The Spurious Correlations' Missing Data
'Correlation does not imply causation' is an old adage of science and formal logic. It's a gentle reminder that sometimes, when two distinct events happen in sync, it can also simply be coincidence.
Around 2013, a website called Spurious Correlations dedicated to this adage was created by Tyler Vigen, a then-Harvard Law Student. The site attracted considerable attention and popularity leading to a book published by Hachette in 2015 by the same name. The site and the book list comical correlations, such as how movies starring Nicholas Cage correlate to pool drownings or how spending on space and science technology correlates with suicides by hanging.
A number of the data sets used to derive the charts on the site are no longer available, but archives show that some of the data used was not right and some of the correlations were overly simplified interpretations of correlation. Statistical agencies can modify historical data over time, although this analysis attempts to use the archival data when possible.
For example, the correlation between margarine consumption and the divorce rate in Maine shows a very highly correlated association over 10 years of data (Pearson correlation: .99 out of 1). U.S. Census archival data linked to from the site on Maine divorce rate no longer exists. Archived versions of the data show no data for 2001 to 2004. For the data available after 2004, the data is not substantially correlated (Pearson correlation: .61).
A correlation between non-commercial space launches and doctorates in sociology shows a unique correlation on somewhat volatile data (Pearson correlation: .79). The archival data on doctorates from the National Science Foundation (NSF) is no longer available, although data from the American Sociological Association (ASA), compiled from the same data source shows a weaker correlation (Pearson correlation: .69). The NSF publishes more recent data since 2010, but that data has almost no correlation with the data on non-commercial space launches (Pearson correlation: .21).
Another correlation between Japanese cars sold in the U.S. and suicides by crashing of a motor vehicle is based on data that is still available at both the Bureau of Transportation Statistics (BTS) and the Centers for Disease Control. But the data on Japanese car sales by the BTS might be far off. In a press release from 2009, Toyota lists around 1.5 million cars sold in the U.S. The BTS data lists 829 thousand: a substantial discrepancy that may be a remnant of the inaccuracy of the underlying source data.
Other charts on the site are simply facile correlations also based on data that may no longer be accurate. Spending on science, space, and technology has trended upwards from 1999 to 2009 along with suicides by hanging. The same goes for mozzarella consumption versus civil engineering doctorates.
The source for mozzarella consumption has disappeared and more recent USDA data lists average per capita consumption at 1/3rd of a pound less each year than what was published on the Spurious Correlations site.
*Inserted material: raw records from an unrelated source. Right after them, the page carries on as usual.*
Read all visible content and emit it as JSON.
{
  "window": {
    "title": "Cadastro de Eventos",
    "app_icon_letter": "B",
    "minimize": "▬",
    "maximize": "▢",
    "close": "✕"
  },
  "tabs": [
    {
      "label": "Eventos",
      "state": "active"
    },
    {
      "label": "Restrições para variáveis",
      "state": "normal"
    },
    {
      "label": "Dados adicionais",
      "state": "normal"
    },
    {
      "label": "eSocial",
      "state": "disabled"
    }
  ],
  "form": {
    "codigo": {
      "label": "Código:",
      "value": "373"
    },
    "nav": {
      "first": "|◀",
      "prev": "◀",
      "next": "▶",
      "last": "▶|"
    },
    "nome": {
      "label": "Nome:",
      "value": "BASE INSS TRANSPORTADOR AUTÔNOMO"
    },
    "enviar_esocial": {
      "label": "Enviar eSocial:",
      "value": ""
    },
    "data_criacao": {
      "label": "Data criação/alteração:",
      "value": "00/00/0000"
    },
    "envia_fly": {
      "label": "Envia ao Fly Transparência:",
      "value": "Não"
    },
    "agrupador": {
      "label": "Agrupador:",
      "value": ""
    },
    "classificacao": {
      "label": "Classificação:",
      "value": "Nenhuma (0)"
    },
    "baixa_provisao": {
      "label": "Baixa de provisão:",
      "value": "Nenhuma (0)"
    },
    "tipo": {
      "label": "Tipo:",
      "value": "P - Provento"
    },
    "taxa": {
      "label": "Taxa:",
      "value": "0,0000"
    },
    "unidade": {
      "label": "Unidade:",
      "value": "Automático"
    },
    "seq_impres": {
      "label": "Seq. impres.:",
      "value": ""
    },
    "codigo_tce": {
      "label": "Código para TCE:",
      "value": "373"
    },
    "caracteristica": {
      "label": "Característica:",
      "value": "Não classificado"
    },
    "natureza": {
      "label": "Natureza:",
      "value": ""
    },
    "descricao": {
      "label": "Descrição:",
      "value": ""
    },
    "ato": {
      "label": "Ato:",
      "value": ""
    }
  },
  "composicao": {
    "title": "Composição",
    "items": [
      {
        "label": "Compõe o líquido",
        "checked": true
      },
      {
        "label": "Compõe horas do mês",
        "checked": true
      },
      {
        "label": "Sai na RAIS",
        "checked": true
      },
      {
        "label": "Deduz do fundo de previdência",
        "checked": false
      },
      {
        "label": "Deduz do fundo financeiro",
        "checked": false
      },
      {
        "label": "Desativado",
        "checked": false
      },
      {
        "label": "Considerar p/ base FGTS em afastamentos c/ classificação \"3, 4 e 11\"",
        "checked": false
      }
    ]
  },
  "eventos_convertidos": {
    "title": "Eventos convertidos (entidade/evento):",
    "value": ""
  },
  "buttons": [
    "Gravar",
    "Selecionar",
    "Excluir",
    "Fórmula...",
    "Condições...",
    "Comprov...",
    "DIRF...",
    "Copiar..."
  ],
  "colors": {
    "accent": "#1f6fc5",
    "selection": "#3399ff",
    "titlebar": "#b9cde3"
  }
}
U.S. spending on science, space, and technology also far exceeds the amounts listed on the Spurious Correlations site. Archived data from the Census lists over $372 billion spent on science, space, and technology in 2007, far more than the $25 billion shown.
Many things trend upwards over time, sometimes with large scale events, such as population growth. Correlations on non-dynamic or stable data, such as constant values or constant slopes—especially on small data sets, like 10 points in a decade, are a simplistic interpretation of correlation analysis.
While correlation does not always imply causation, the probability of finding a correlation on unrelated, complex data is generally low.